The Florida Justice Riders, launched by the Ohio-based nonprofit Created Equal, stopped at USF Wednesday as part of a statewide tour to speak out against abortion. They displayed
graphic posters in front of the Library and handed out flyers with quotes from Martin Luther King Jr. and images of dismembered fetuses to passersby.
“(Abortion) discriminates against the young because people say they aren’t as developed,” Created Equal Executive Director Mark Harrington said. “The same could be said of older people, because they’ve lost their capacity to participate in society and culture. We shouldn’t discriminate on that stuff, just like we don’t discriminate based on color — black and white — just like we don’t discriminate based on whether you’re Jew or Gentile or Protestant or Catholic or male or female.”
Harrington said the group hoped to spur civil discourse across campus to target a demographic likely to be at risk for unwanted pregnancies — college students.
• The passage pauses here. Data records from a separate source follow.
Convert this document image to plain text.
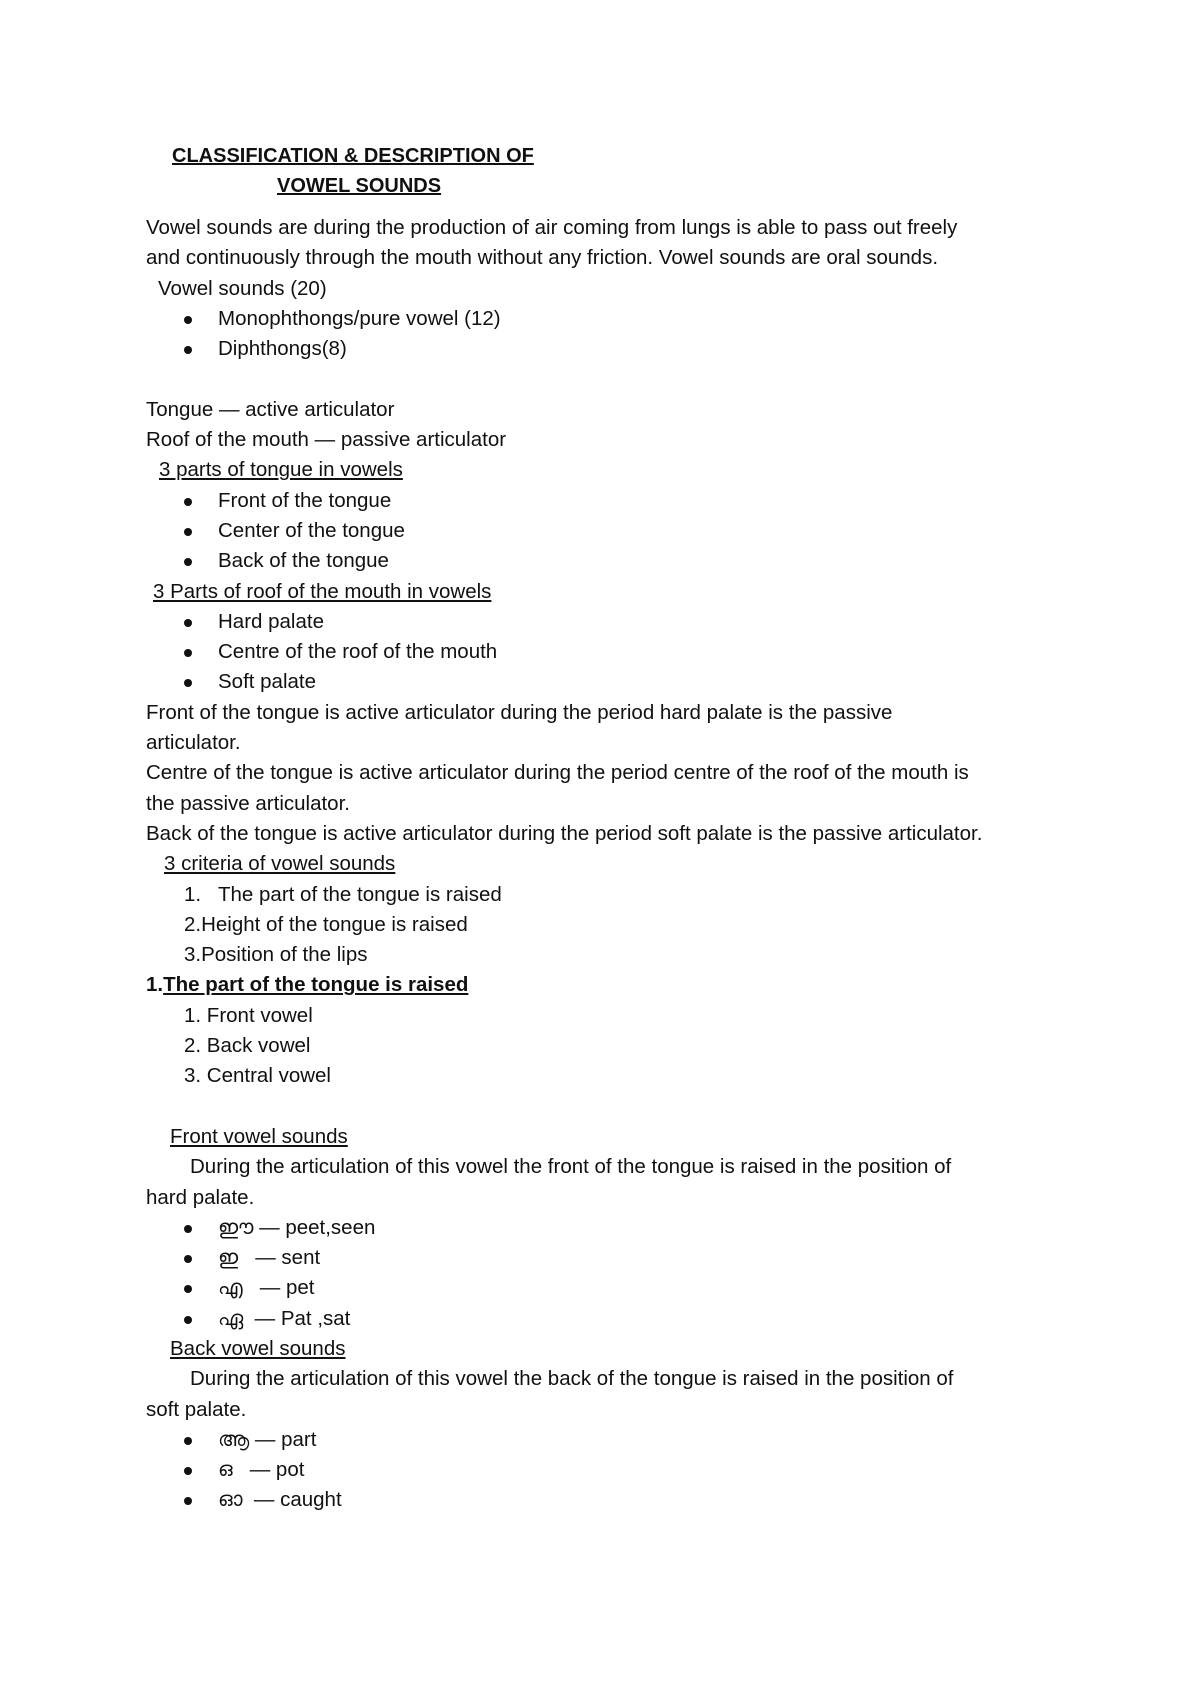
CLASSIFICATION & DESCRIPTION OF
VOWEL SOUNDS
Vowel sounds are during the production of air coming from lungs is able to pass out freely
and continuously through the mouth without any friction. Vowel sounds are oral sounds.
Vowel sounds (20)
Monophthongs/pure vowel (12)
Diphthongs(8)
Tongue — active articulator
Roof of the mouth — passive articulator
3 parts of tongue in vowels
Front of the tongue
Center of the tongue
Back of the tongue
3 Parts of roof of the mouth in vowels
Hard palate
Centre of the roof of the mouth
Soft palate
Front of the tongue is active articulator during the period hard palate is the passive
articulator.
Centre of the tongue is active articulator during the period centre of the roof of the mouth is
the passive articulator.
Back of the tongue is active articulator during the period soft palate is the passive articulator.
3 criteria of vowel sounds
1. The part of the tongue is raised
2.Height of the tongue is raised
3.Position of the lips
1.The part of the tongue is raised
1. Front vowel
2. Back vowel
3. Central vowel
Front vowel sounds
During the articulation of this vowel the front of the tongue is raised in the position of
hard palate.
ഈ — peet,seen
ഇ — sent
എ — pet
ഏ — Pat ,sat
Back vowel sounds
During the articulation of this vowel the back of the tongue is raised in the position of
soft palate.
ആ — part
ഒ — pot
ഓ — caught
USF is the seventh campus the organization has stopped at on their state tour.
The images were graphic, Harrington said, but no different from the “dramatization” every other social reform movement has used.
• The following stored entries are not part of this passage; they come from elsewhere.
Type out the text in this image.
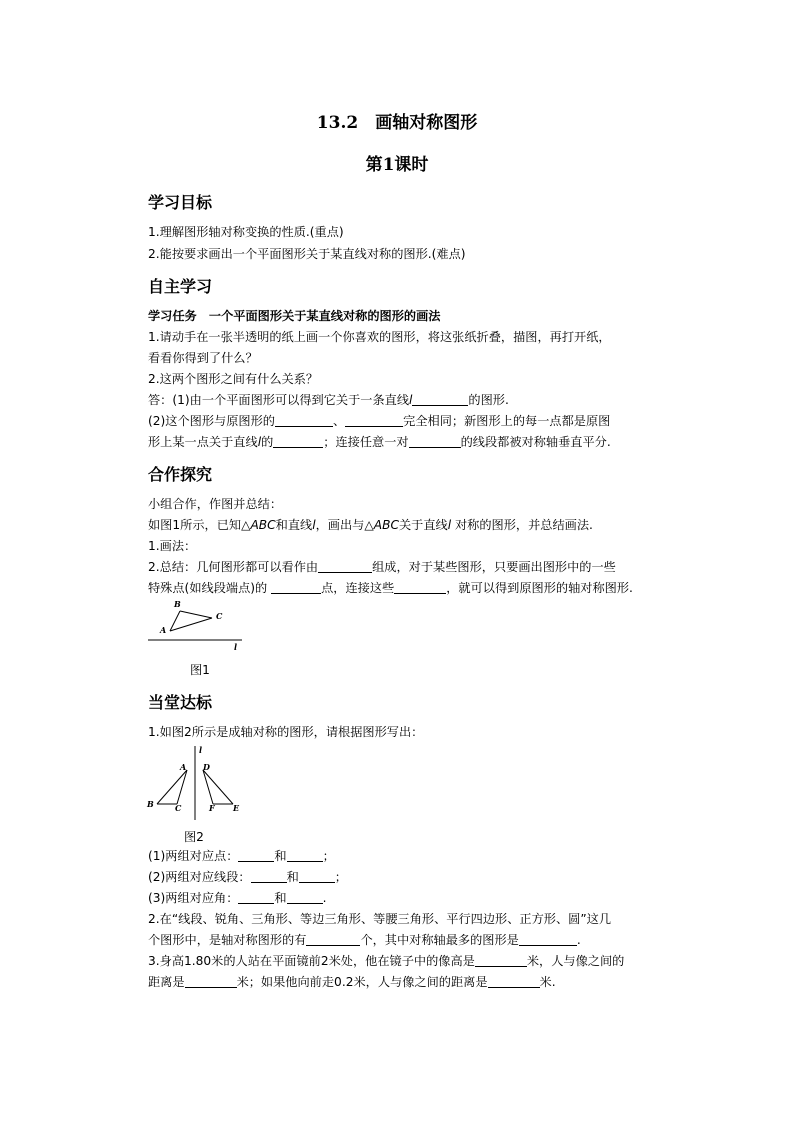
13.2　画轴对称图形
第1课时
学习目标
1.理解图形轴对称变换的性质.(重点)
2.能按要求画出一个平面图形关于某直线对称的图形.(难点)
自主学习
学习任务　一个平面图形关于某直线对称的图形的画法
1.请动手在一张半透明的纸上画一个你喜欢的图形，将这张纸折叠，描图，再打开纸，
看看你得到了什么？
2.这两个图形之间有什么关系？
答：(1)由一个平面图形可以得到它关于一条直线l	的图形.
(2)这个图形与原图形的	、	完全相同；新图形上的每一点都是原图
形上某一点关于直线l的	；连接任意一对	的线段都被对称轴垂直平分.
合作探究
小组合作，作图并总结：
如图1所示，已知△ABC和直线l，画出与△ABC关于直线l 对称的图形，并总结画法.
1.画法：
2.总结：几何图形都可以看作由	组成，对于某些图形，只要画出图形中的一些
特殊点(如线段端点)的	点，连接这些	，就可以得到原图形的轴对称图形.
B
C
A
l
图1
当堂达标
1.如图2所示是成轴对称的图形，请根据图形写出：
l
A D
B	C	F E
图2
(1)两组对应点：	和	；
(2)两组对应线段：	和	；
(3)两组对应角：	和	.
2.在“线段、锐角、三角形、等边三角形、等腰三角形、平行四边形、正方形、圆”这几
个图形中，是轴对称图形的有	个，其中对称轴最多的图形是	.
3.身高1.80米的人站在平面镜前2米处，他在镜子中的像高是	米，人与像之间的
距离是	米；如果他向前走0.2米，人与像之间的距离是	米.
Some students screamed at men standing near the displays, saying they had no right to treat women as “mere incubators” since they could not get pregnant.
“I’m not Jewish, but I’m not anti-Semitic, and I’m not black, but I’m against racism, and I’m not female, but I’m against sexism,” Harrington said. “Men don’t have a say? The problem is that men don’t own up to their responsibility.”
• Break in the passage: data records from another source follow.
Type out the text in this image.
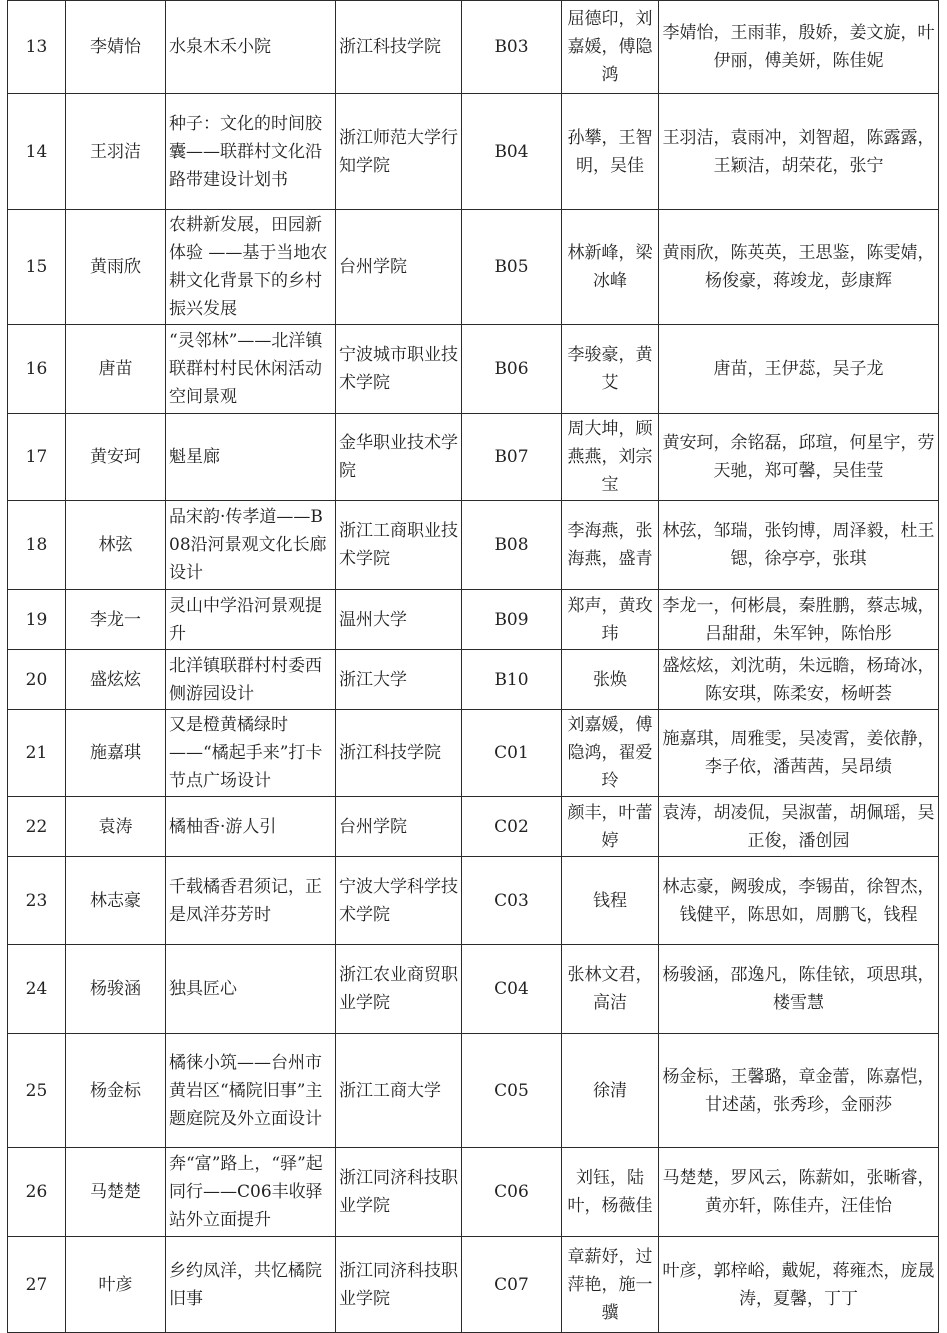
13	李婧怡	水泉木禾小院	浙江科技学院	B03	屈德印，刘嘉媛，傅隐鸿	李婧怡，王雨菲，殷娇，姜文旋，叶伊丽，傅美妍，陈佳妮
14	王羽洁	种子：文化的时间胶囊——联群村文化沿路带建设计划书	浙江师范大学行知学院	B04	孙攀，王智明，吴佳	王羽洁，袁雨冲，刘智超，陈露露，王颖洁，胡荣花，张宁
15	黄雨欣	农耕新发展，田园新体验 ——基于当地农耕文化背景下的乡村振兴发展	台州学院	B05	林新峰，梁冰峰	黄雨欣，陈英英，王思鉴，陈雯婧，杨俊豪，蒋竣龙，彭康辉
16	唐苗	“灵邻林”——北洋镇联群村村民休闲活动空间景观	宁波城市职业技术学院	B06	李骏豪，黄艾	唐苗，王伊蕊，吴子龙
17	黄安珂	魁星廊	金华职业技术学院	B07	周大坤，顾燕燕，刘宗宝	黄安珂，余铭磊，邱瑄，何星宇，劳天驰，郑可馨，吴佳莹
18	林弦	品宋韵·传孝道——B08沿河景观文化长廊设计	浙江工商职业技术学院	B08	李海燕，张海燕，盛青	林弦，邹瑞，张钧博，周泽毅，杜王锶，徐亭亭，张琪
19	李龙一	灵山中学沿河景观提升	温州大学	B09	郑声，黄玫玮	李龙一，何彬晨，秦胜鹏，蔡志城，吕甜甜，朱军钟，陈怡彤
20	盛炫炫	北洋镇联群村村委西侧游园设计	浙江大学	B10	张焕	盛炫炫，刘沈萌，朱远瞻，杨琦冰，陈安琪，陈柔安，杨岍荟
21	施嘉琪	又是橙黄橘绿时——“橘起手来”打卡节点广场设计	浙江科技学院	C01	刘嘉媛，傅隐鸿，翟爱玲	施嘉琪，周雅雯，吴凌霄，姜依静，李子依，潘茜茜，吴昂绩
22	袁涛	橘柚香·游人引	台州学院	C02	颜丰，叶蕾婷	袁涛，胡凌侃，吴淑蕾，胡佩瑶，吴正俊，潘创园
23	林志豪	千载橘香君须记，正是凤洋芬芳时	宁波大学科学技术学院	C03	钱程	林志豪，阙骏成，李锡苗，徐智杰，钱健平，陈思如，周鹏飞，钱程
24	杨骏涵	独具匠心	浙江农业商贸职业学院	C04	张林文君，高洁	杨骏涵，邵逸凡，陈佳铱，项思琪，楼雪慧
25	杨金标	橘徕小筑——台州市黄岩区“橘院旧事”主题庭院及外立面设计	浙江工商大学	C05	徐清	杨金标，王馨璐，章金蕾，陈嘉恺，甘述菡，张秀珍，金丽莎
26	马楚楚	奔“富”路上，“驿”起同行——C06丰收驿站外立面提升	浙江同济科技职业学院	C06	刘钰，陆叶，杨薇佳	马楚楚，罗风云，陈薪如，张晰睿，黄亦轩，陈佳卉，汪佳怡
27	叶彦	乡约凤洋，共忆橘院旧事	浙江同济科技职业学院	C07	章薪妤，过萍艳，施一骥	叶彦，郭梓峪，戴妮，蒋雍杰，庞晟涛，夏馨，丁丁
Debates spanned from philosophy to science, from opposites to middle ground, centering on the definitions of personhood and humanity.
“I’m here because my mother didn’t abort me,” Miguel Cabrera, a freshman majoring in business, said. “I think all babies should have the right to live.”
Mylanie Sanchez, a senior majoring in women’s and gender studies, disagreed with the “Justice Riders’” contentions that human life was defined as fertilized egg and sperm cells.
“I have a flu right now,” she said. “That has cells, but that doesn’t f------- make it a human.”
Sanchez, who stood with members of Planned Parenthood, handed out coupons to passersby to receive $10 off any Planned Parenthood service other than birth control or emergency contraception.
“We’re here to counter the sensationalism,” she said.
Justice Rider Rebekah Wright, a high school student who toured with the group during her spring break, said most people at USF were respectful of her views in comparison to other schools, where some people came up to her screaming and wanting to hit her.
“People tell me I’m a Nazi, and that I hate women and stuff, but I am a woman,” she said. “I plan to do this for the rest of my life, and I thought it would be a great experience.”
The Riders, who will be outside the Library today from 9 a.m. to 3 p.m. before leaving for Ocala.